What is the enduring power of the handmade mark in an age of automated perfection?
Robbie Austin is an artist, a teacher, a father, and a husband based in Lake Charles, Louisiana. He lives in a 115-year-old house and has taught at his high school alma mater for over 20 years. He holds a BFA from CalArts and an MFA in sculpture from UCLA. Austin’s work is driven by memory, music, and the histories embedded in materials like timeworn field books, maps, and journals. By layering gestural marks and geometric patterns over these surfaces, he creates a dialogue between past and present gestures, exploring the tension between the sacred and the mundane. Austin describes his practice as a way to make the invisible visible, connecting with a creative pulse that he believes is essential to navigating the world and connecting with others. @robbieaustinstudio
How has your upbringing in Louisiana shaped your approach to art? I’m a Louisiana kid, born and raised in a place where the air is thick and the stories are thicker. You grow up learning to read people, weather, and rooms — sometimes all at once. Down here, ordinary people are never truly ordinary, and beauty and tension live side-by-side, whether you notice it or not.
That upbringing taught me to see the world sideways, to pay attention to what’s said without being spoken, and to inhabit the in-between space — the place you only understand if you were raised somewhere that never stops shaping you. My work comes from that mindset: finding meaning in the mess, translating experience into something honest, and leaning into the contradictions that formed me.
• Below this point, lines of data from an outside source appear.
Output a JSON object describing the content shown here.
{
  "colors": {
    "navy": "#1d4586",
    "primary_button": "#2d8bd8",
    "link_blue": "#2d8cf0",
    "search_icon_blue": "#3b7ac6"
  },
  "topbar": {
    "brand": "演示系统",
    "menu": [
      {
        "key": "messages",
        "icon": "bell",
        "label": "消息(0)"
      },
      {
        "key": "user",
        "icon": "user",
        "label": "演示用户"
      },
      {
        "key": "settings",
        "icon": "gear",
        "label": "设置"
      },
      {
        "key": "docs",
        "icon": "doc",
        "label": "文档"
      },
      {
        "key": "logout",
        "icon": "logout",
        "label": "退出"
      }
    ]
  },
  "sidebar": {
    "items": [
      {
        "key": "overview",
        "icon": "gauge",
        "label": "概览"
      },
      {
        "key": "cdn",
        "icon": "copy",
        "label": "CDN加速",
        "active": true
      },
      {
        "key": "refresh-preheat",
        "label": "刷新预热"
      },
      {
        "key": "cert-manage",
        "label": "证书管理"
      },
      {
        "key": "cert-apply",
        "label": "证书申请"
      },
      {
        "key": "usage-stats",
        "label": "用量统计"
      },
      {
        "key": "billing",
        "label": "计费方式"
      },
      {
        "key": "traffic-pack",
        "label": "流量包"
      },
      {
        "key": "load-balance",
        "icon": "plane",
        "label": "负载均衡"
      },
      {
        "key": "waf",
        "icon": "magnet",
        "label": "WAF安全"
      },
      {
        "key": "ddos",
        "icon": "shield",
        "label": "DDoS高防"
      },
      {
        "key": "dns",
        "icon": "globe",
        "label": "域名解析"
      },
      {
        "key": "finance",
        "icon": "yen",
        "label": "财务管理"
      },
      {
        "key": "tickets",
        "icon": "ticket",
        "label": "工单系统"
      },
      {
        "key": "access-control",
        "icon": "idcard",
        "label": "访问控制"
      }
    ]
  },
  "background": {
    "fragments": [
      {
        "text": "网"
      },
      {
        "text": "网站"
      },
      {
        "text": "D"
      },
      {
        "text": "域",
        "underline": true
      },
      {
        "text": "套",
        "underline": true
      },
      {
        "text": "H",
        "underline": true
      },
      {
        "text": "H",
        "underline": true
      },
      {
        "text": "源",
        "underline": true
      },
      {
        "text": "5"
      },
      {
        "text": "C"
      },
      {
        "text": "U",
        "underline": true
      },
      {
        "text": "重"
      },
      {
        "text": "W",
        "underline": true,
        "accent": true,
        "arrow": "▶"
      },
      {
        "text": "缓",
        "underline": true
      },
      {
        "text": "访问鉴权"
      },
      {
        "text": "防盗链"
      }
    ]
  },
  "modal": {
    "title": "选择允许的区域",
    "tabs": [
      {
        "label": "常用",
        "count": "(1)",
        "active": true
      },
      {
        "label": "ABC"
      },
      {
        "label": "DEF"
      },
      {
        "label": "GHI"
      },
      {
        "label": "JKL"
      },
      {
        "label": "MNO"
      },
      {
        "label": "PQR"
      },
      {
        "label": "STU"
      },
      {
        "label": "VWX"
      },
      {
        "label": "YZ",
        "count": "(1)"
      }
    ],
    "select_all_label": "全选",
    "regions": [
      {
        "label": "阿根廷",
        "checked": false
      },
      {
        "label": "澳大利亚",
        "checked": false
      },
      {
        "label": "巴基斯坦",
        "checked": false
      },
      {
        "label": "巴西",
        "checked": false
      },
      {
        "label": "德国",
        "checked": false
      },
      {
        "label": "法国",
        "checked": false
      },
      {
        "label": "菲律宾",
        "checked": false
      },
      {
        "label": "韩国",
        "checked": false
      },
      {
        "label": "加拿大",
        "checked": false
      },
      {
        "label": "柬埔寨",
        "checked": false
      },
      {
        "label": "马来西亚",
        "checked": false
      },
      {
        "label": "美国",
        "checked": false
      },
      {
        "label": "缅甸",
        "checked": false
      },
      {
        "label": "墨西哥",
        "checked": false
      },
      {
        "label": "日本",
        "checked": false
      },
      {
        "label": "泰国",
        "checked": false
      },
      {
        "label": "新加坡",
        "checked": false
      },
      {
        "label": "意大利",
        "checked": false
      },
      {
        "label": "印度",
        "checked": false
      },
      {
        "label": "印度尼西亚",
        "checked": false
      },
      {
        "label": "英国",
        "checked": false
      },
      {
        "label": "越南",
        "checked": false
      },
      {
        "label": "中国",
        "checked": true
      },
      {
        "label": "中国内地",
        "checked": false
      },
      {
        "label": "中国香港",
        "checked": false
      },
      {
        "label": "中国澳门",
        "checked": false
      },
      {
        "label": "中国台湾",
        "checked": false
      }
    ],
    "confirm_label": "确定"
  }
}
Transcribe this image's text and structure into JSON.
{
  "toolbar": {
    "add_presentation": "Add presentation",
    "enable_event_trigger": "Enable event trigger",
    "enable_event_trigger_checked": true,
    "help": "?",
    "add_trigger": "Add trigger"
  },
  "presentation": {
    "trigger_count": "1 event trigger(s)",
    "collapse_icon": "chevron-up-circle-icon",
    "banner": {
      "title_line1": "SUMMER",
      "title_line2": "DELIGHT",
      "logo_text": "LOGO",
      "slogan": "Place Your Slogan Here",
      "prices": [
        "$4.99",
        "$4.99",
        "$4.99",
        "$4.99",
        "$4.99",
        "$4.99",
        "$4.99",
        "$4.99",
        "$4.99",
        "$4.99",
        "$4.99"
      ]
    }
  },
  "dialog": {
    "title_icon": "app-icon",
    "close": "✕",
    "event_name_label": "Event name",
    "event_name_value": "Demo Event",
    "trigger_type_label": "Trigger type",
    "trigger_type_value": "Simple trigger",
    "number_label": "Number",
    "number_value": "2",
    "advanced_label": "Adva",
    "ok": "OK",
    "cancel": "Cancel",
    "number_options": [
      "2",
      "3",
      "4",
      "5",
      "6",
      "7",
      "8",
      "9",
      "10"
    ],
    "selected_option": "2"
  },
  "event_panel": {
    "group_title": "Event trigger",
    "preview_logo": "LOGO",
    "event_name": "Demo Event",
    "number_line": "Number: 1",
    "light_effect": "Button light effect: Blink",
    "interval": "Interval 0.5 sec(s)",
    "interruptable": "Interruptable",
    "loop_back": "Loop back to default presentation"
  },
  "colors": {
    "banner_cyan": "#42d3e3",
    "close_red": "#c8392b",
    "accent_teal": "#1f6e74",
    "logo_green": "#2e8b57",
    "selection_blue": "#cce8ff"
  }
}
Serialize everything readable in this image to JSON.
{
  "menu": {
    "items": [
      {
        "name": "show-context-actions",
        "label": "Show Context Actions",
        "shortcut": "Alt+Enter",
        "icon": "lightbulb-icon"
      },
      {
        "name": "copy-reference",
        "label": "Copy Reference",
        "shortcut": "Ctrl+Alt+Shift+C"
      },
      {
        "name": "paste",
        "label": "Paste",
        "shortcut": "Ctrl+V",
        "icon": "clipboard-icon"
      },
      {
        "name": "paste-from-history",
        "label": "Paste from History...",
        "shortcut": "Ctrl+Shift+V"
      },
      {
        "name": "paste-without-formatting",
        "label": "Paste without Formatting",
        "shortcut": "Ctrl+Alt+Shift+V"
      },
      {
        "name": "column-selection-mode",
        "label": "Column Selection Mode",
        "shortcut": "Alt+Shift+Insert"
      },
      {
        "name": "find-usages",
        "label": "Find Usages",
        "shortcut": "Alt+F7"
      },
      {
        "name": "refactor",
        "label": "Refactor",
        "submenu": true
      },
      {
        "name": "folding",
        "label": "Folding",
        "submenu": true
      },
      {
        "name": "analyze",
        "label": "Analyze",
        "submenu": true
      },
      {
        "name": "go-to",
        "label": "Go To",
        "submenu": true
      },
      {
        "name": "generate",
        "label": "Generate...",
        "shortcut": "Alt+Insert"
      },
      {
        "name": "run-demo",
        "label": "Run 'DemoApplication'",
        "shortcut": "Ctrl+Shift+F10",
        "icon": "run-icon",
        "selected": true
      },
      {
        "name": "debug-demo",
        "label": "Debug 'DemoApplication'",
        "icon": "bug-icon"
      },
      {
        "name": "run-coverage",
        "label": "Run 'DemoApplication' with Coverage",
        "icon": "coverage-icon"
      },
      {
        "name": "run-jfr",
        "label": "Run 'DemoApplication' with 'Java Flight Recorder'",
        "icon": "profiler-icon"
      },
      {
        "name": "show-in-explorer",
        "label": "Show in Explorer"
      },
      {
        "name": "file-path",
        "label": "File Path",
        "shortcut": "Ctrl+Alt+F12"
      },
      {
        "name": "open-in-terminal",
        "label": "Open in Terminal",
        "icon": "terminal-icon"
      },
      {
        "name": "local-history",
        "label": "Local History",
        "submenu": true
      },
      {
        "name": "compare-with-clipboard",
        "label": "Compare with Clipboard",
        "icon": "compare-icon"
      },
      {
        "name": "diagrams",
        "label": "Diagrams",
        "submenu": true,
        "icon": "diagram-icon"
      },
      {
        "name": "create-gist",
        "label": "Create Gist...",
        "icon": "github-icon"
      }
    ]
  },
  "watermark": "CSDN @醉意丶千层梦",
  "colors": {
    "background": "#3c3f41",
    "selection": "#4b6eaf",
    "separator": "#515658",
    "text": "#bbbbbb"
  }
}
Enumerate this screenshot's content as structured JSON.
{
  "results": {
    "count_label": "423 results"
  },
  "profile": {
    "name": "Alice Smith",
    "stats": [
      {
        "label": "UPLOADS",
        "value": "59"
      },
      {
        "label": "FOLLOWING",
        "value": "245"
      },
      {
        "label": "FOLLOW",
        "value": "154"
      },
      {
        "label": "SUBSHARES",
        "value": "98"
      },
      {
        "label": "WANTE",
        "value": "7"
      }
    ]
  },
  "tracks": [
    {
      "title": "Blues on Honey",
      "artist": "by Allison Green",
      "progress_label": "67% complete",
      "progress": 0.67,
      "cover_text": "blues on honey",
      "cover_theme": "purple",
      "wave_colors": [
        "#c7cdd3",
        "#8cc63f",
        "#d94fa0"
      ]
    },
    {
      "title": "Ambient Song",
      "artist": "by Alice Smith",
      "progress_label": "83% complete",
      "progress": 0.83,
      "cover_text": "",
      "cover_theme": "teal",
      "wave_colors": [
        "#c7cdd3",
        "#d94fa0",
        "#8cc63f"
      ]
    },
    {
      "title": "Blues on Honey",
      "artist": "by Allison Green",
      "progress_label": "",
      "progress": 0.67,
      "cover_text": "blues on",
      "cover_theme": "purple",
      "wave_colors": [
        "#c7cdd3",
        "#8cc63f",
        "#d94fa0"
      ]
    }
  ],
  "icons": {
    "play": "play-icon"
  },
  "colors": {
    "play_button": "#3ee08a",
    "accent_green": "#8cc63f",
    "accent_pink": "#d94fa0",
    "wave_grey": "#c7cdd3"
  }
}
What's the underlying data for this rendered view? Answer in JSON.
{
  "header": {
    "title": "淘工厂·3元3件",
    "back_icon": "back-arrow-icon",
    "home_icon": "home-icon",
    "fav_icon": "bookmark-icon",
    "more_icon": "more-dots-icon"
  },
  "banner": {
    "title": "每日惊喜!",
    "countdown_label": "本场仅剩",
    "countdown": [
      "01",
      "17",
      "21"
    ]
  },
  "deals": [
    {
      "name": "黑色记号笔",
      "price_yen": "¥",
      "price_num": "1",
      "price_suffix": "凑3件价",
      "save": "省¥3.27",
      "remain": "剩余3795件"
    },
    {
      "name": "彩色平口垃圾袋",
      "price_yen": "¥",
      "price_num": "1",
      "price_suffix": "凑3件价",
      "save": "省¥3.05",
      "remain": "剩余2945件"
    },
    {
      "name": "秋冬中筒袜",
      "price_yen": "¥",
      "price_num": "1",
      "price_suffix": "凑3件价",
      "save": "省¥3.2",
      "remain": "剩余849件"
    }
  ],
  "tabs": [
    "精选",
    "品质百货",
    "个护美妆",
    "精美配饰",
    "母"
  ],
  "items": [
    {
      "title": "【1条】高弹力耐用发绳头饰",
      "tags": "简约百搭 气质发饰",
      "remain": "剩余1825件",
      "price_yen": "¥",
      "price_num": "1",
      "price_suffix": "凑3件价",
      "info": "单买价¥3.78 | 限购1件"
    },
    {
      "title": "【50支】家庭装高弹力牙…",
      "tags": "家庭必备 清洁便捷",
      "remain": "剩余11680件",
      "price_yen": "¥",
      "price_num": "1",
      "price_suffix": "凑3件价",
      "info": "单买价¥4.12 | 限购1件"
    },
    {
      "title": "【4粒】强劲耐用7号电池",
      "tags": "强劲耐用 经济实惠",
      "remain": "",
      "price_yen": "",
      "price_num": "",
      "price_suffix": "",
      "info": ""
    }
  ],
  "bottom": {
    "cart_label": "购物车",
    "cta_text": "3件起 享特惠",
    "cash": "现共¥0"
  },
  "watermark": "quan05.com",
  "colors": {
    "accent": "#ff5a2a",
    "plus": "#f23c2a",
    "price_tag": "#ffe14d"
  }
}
Can you recall a defining moment when you recognized art as your chosen path?
I first fell in love with art on album covers. As a teenager, I was drawn not just to new wave music, but to the images that came with it: Psychedelic Furs’ Mirror Moves, XTC’s English Settlement, Simple Minds’ Life in a Day, The Cure’s A Head on the Door. Those covers combined sound and vision in ways that felt immediate and alive, and I realized that art could communicate emotion beyond words.
It wasn’t until high school, at a Cy Twombly exhibit, that I began to understand abstraction. Twombly and Richard Tuttle blew me away — almost mischievously, as if they were fooling everyone — and yet it was completely justified. Suddenly, every mark, every gesture, could be a channel for feeling. That moment opened a door: I understood that I could make art my way of seeing and speaking to the world.
Art matters because it makes the invisible visible. It’s intentionality made tangible. Some spaces, like Jason Rhoades’ installations, are crowded with energy and references; others are clean, quiet, pared down. Either way, every gesture, every decision communicates something — whether we consciously notice it or not. Art shapes the way we experience the world, teaches us to pay attention to emotion and nuance, and reminds us that meaning often lives in what’s between the obvious and the overlooked. Without it, our rooms, our lives, and our moments would feel emptier; with it, every detail can resonate.
Describe a typical day in your studio.
A typical day in the studio has shifted for me recently. As an empty-nester, my days are more open. I teach until the early afternoon and then return to my home studio. I start by making coffee, changing clothes, and settling into either the front room of the house or the back garage. Clean work happens inside, while saws and sanding are reserved for outside.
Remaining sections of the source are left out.